Senedd’den ‘acil ateşkes’ çağrısı
Gazze’de ateş yapılması için ülkelerin çağrıları da devam ediyor. Galler Bölgesel Parlamentosu (Senedd), Gazze’de acil ateşkes çağrısı yapan önergeyi 24’e karşı 19 oyla kabul etti.
Acı İsrail veya Gazze ile sınırlı değil
Senedd’de dün yapılan oturumda Plaid Cymru partisinin ateşkes çağrısı yapan önergesi görüşüldü. Plaid Cymru lideri Rhun ap Iorwerth, parlamentoda yaptığı konuşmasında, tüm üyeleri kalıcı barış için ses çıkarmaya çağırdı. Ap Iorwerth, “Her ne kadar uzaktan bakıyor olsak da Galler’de durumdan doğrudan etkilenen ailelerin olduğunu unutmamak önemlidir. Acı İsrail veya Gazze ile sınırlı değil” dedi.

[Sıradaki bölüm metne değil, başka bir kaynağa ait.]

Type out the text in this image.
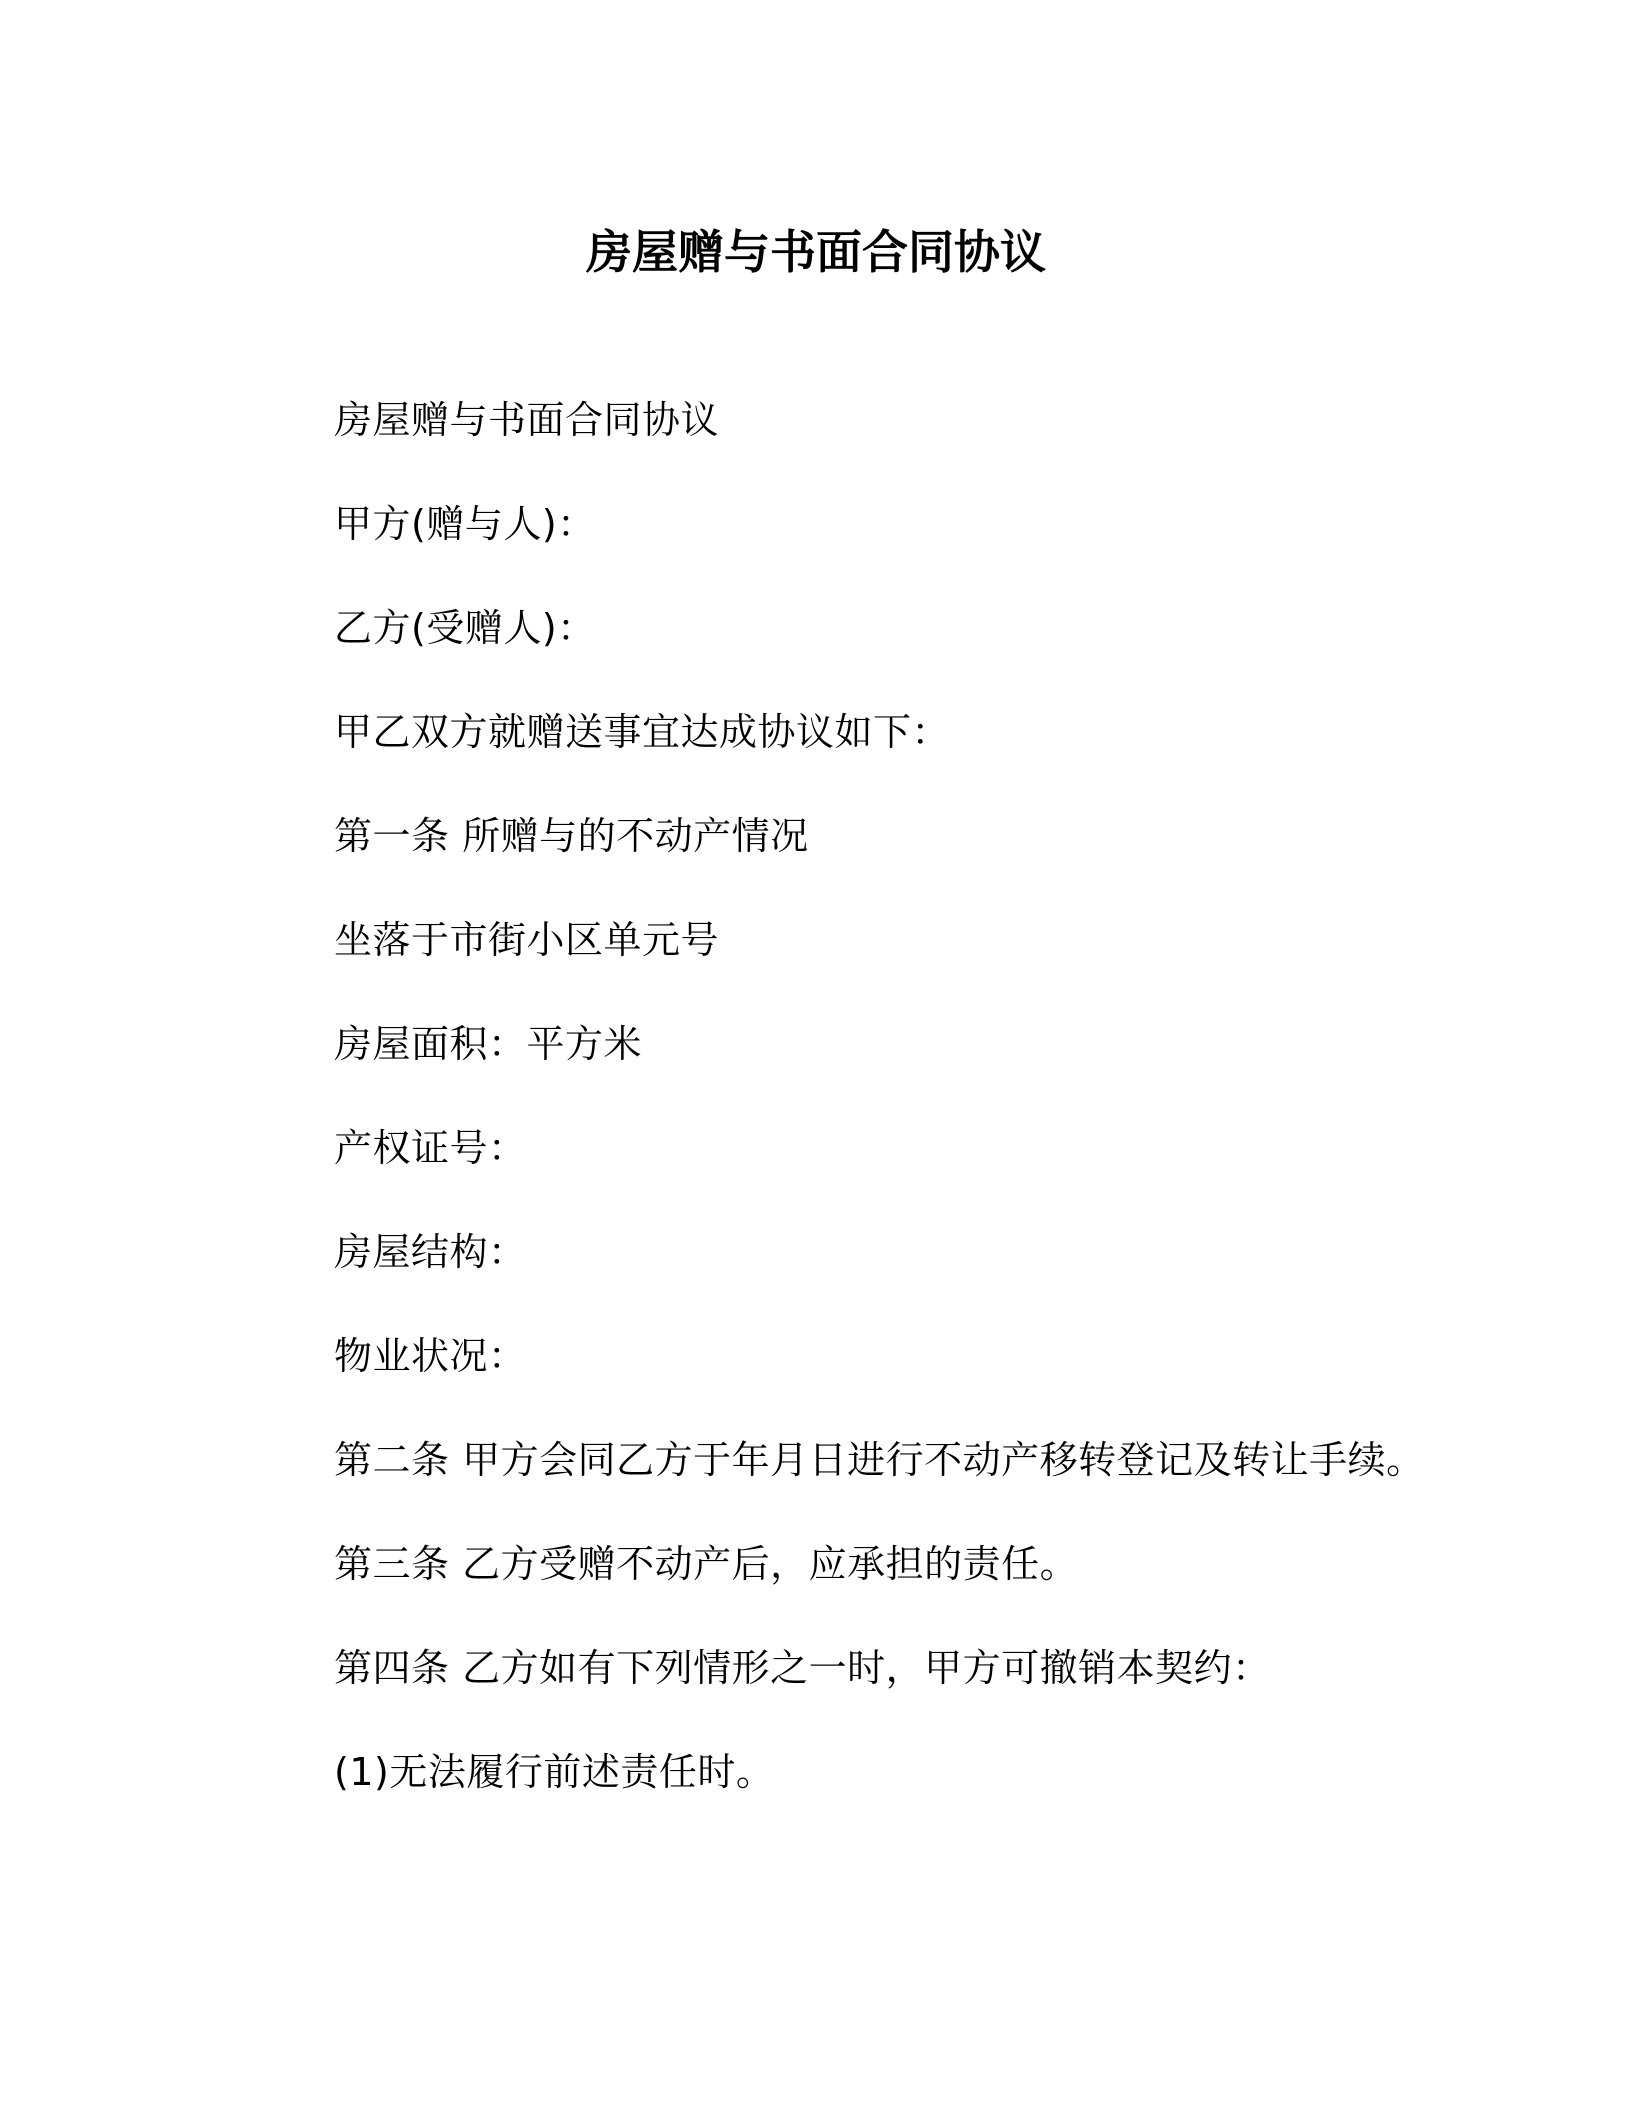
房屋赠与书面合同协议
房屋赠与书面合同协议
甲方(赠与人)：
乙方(受赠人)：
甲乙双方就赠送事宜达成协议如下：
第一条 所赠与的不动产情况
坐落于市街小区单元号
房屋面积：平方米
产权证号：
房屋结构：
物业状况：
第二条 甲方会同乙方于年月日进行不动产移转登记及转让手续。
第三条 乙方受赠不动产后，应承担的责任。
第四条 乙方如有下列情形之一时，甲方可撤销本契约：
(1)无法履行前述责任时。
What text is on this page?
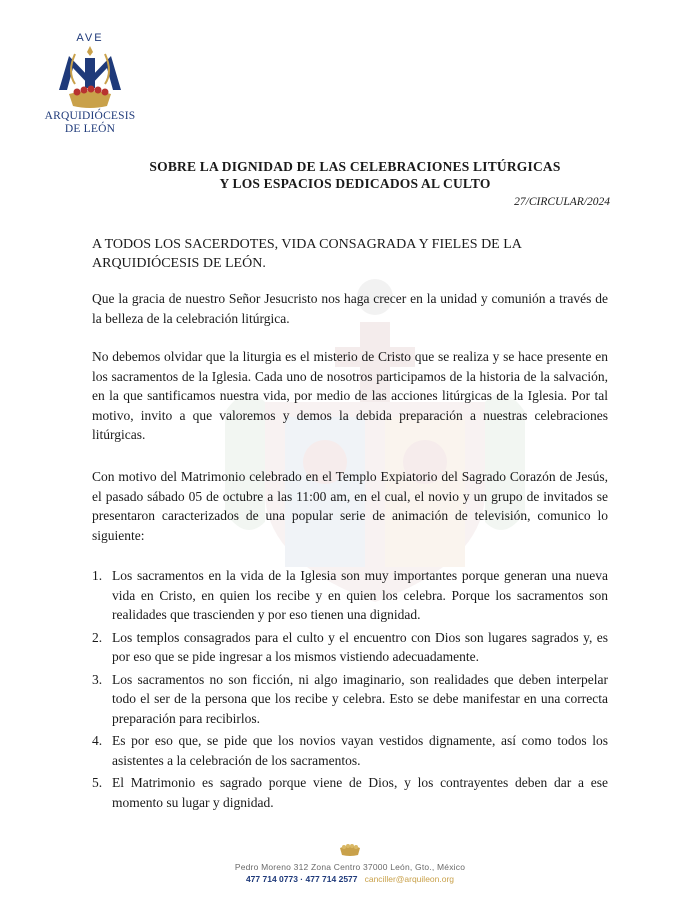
AVE
ARQUIDIÓCESIS
DE LEÓN
SOBRE LA DIGNIDAD DE LAS CELEBRACIONES LITÚRGICAS
Y LOS ESPACIOS DEDICADOS AL CULTO
27/CIRCULAR/2024
A TODOS LOS SACERDOTES, VIDA CONSAGRADA Y FIELES DE LA ARQUIDIÓCESIS DE LEÓN.
Que la gracia de nuestro Señor Jesucristo nos haga crecer en la unidad y comunión a través de la belleza de la celebración litúrgica.
No debemos olvidar que la liturgia es el misterio de Cristo que se realiza y se hace presente en los sacramentos de la Iglesia. Cada uno de nosotros participamos de la historia de la salvación, en la que santificamos nuestra vida, por medio de las acciones litúrgicas de la Iglesia. Por tal motivo, invito a que valoremos y demos la debida preparación a nuestras celebraciones litúrgicas.
Con motivo del Matrimonio celebrado en el Templo Expiatorio del Sagrado Corazón de Jesús, el pasado sábado 05 de octubre a las 11:00 am, en el cual, el novio y un grupo de invitados se presentaron caracterizados de una popular serie de animación de televisión, comunico lo siguiente:
1. Los sacramentos en la vida de la Iglesia son muy importantes porque generan una nueva vida en Cristo, en quien los recibe y en quien los celebra. Porque los sacramentos son realidades que trascienden y por eso tienen una dignidad.
2. Los templos consagrados para el culto y el encuentro con Dios son lugares sagrados y, es por eso que se pide ingresar a los mismos vistiendo adecuadamente.
3. Los sacramentos no son ficción, ni algo imaginario, son realidades que deben interpelar todo el ser de la persona que los recibe y celebra. Esto se debe manifestar en una correcta preparación para recibirlos.
4. Es por eso que, se pide que los novios vayan vestidos dignamente, así como todos los asistentes a la celebración de los sacramentos.
5. El Matrimonio es sagrado porque viene de Dios, y los contrayentes deben dar a ese momento su lugar y dignidad.
Pedro Moreno 312 Zona Centro 37000 León, Gto., México
477 714 0773 · 477 714 2577 canciller@arquileon.org
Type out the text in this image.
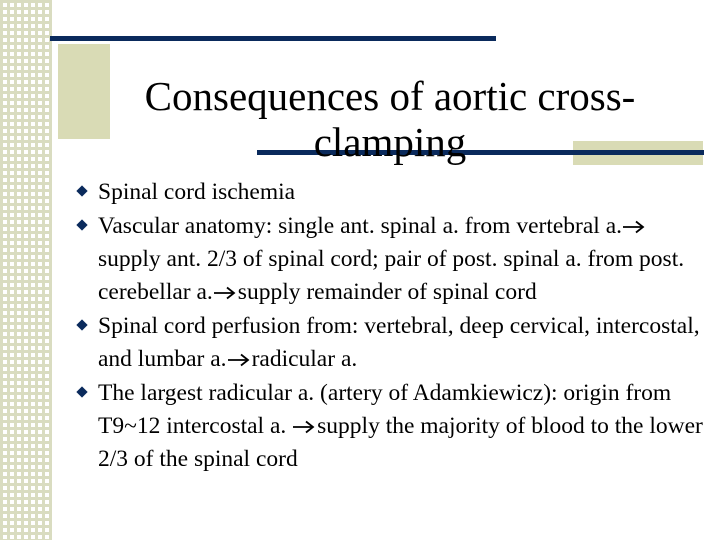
Consequences of aortic cross-
clamping
Spinal cord ischemia
Vascular anatomy: single ant. spinal a. from vertebral a.supply ant. 2/3 of spinal cord; pair of post. spinal a. from post. cerebellar a. supply remainder of spinal cord
Spinal cord perfusion from: vertebral, deep cervical, intercostal, and lumbar a. radicular a.
The largest radicular a. (artery of Adamkiewicz): origin from T9~12 intercostal a. supply the majority of blood to the lower 2/3 of the spinal cord
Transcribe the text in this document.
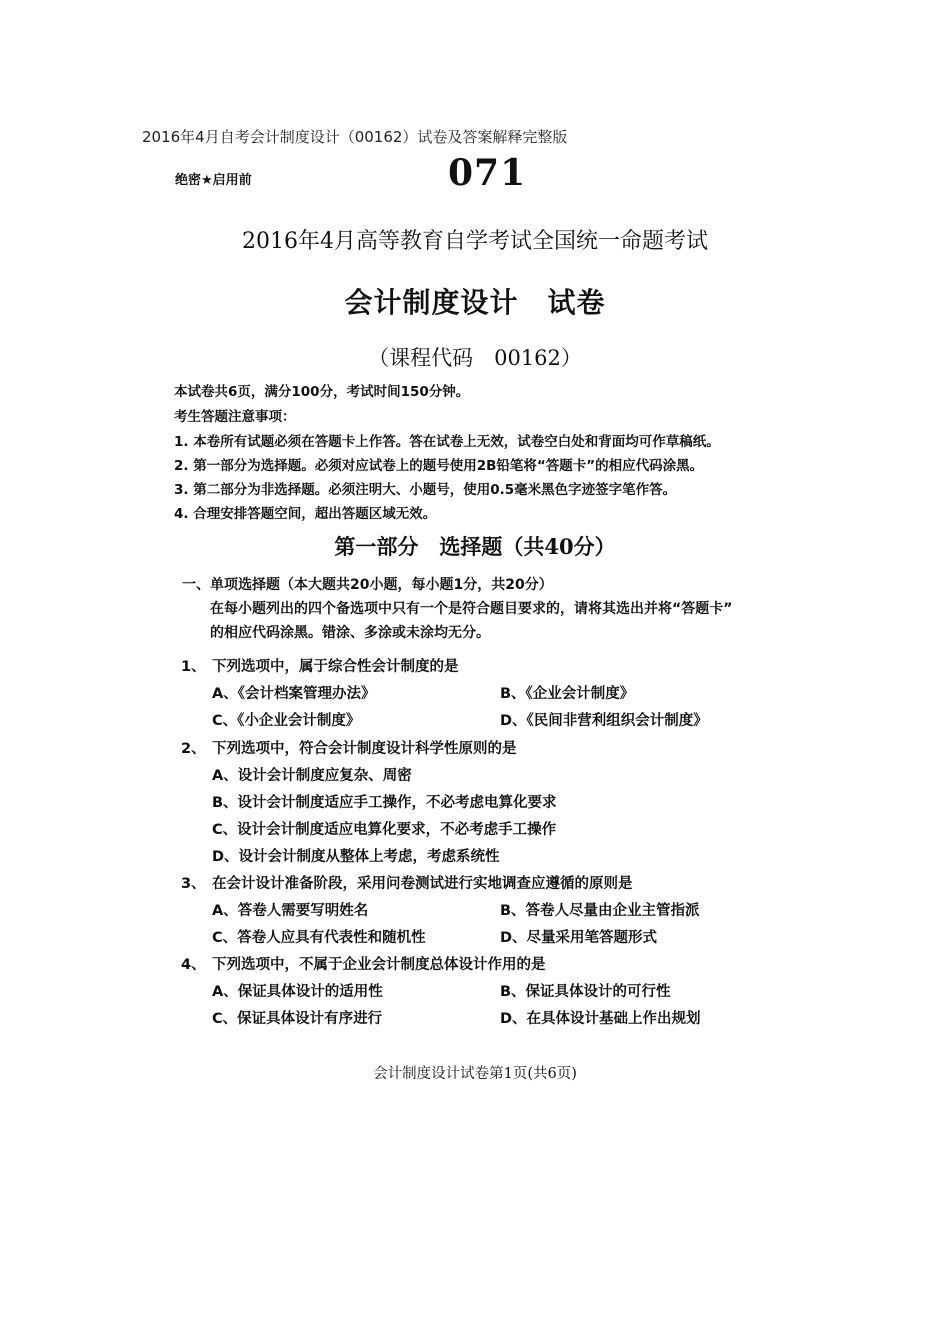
2016年4月自考会计制度设计（00162）试卷及答案解释完整版
绝密★启用前	071
2016年4月高等教育自学考试全国统一命题考试
会计制度设计　试卷
（课程代码　00162）
本试卷共6页，满分100分，考试时间150分钟。
考生答题注意事项：
1. 本卷所有试题必须在答题卡上作答。答在试卷上无效，试卷空白处和背面均可作草稿纸。
2. 第一部分为选择题。必须对应试卷上的题号使用2B铅笔将“答题卡”的相应代码涂黑。
3. 第二部分为非选择题。必须注明大、小题号，使用0.5毫米黑色字迹签字笔作答。
4. 合理安排答题空间，超出答题区域无效。
第一部分　选择题（共40分）
一、单项选择题（本大题共20小题，每小题1分，共20分）
在每小题列出的四个备选项中只有一个是符合题目要求的，请将其选出并将“答题卡”
的相应代码涂黑。错涂、多涂或未涂均无分。
1、 下列选项中，属于综合性会计制度的是
A、《会计档案管理办法》	B、《企业会计制度》
C、《小企业会计制度》	D、《民间非营利组织会计制度》
2、 下列选项中，符合会计制度设计科学性原则的是
A、设计会计制度应复杂、周密
B、设计会计制度适应手工操作，不必考虑电算化要求
C、设计会计制度适应电算化要求，不必考虑手工操作
D、设计会计制度从整体上考虑，考虑系统性
3、 在会计设计准备阶段，采用问卷测试进行实地调查应遵循的原则是
A、答卷人需要写明姓名	B、答卷人尽量由企业主管指派
C、答卷人应具有代表性和随机性	D、尽量采用笔答题形式
4、 下列选项中，不属于企业会计制度总体设计作用的是
A、保证具体设计的适用性	B、保证具体设计的可行性
C、保证具体设计有序进行	D、在具体设计基础上作出规划
会计制度设计试卷第1页(共6页)
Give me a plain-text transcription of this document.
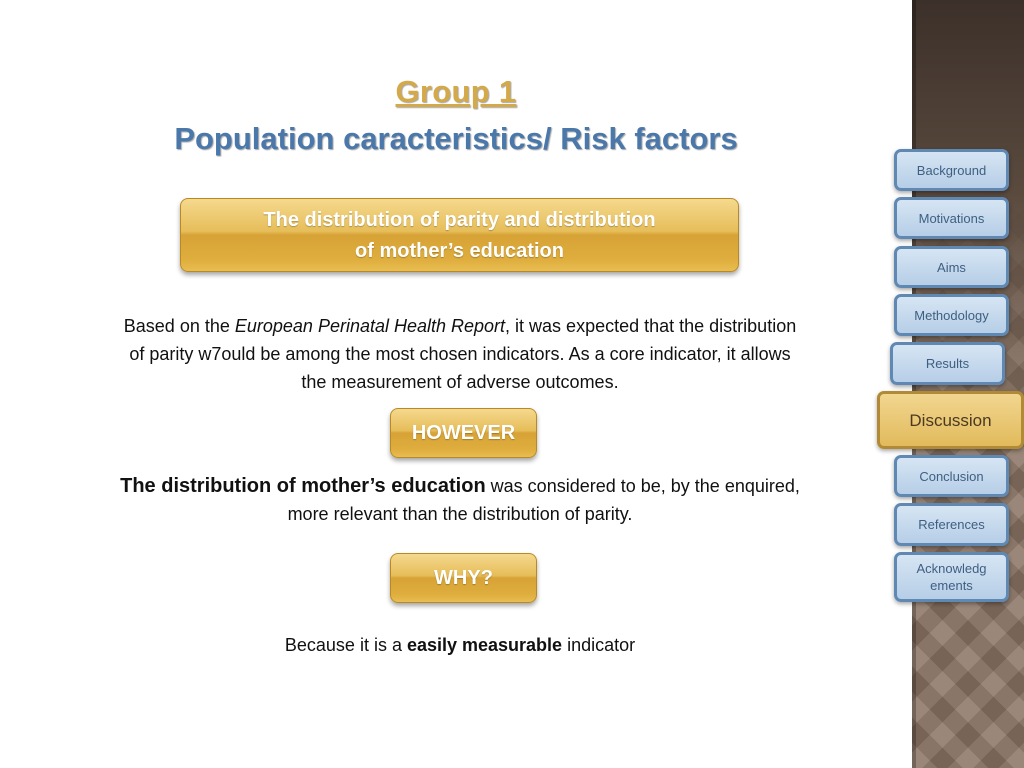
Group 1
Population caracteristics/ Risk factors
The distribution of parity and distribution
of mother’s education
Based on the European Perinatal Health Report, it was expected that the distribution
of parity w7ould be among the most chosen indicators. As a core indicator, it allows
the measurement of adverse outcomes.
HOWEVER
The distribution of mother’s education was considered to be, by the enquired,
more relevant than the distribution of parity.
WHY?
Because it is a easily measurable indicator
Background
Motivations
Aims
Methodology
Results
Discussion
Conclusion
References
Acknowledg
ements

İsrail Lübnan’da Hizbullah’ı vurdu
Öte yandan dün gece saatlerinde ise İsrail ordusu, düzenlenen roket saldırılarına karşılık Lübnan’da Hizbullah’a ait hedeflerin savaş uçaklarıyla vurulduğunu bildirdi. Ordudan yapılan yazılı açıklamada, vurulan hedefler arasında Hizbullah’a ait askeri yapı ve noktalar olduğu belirtildi.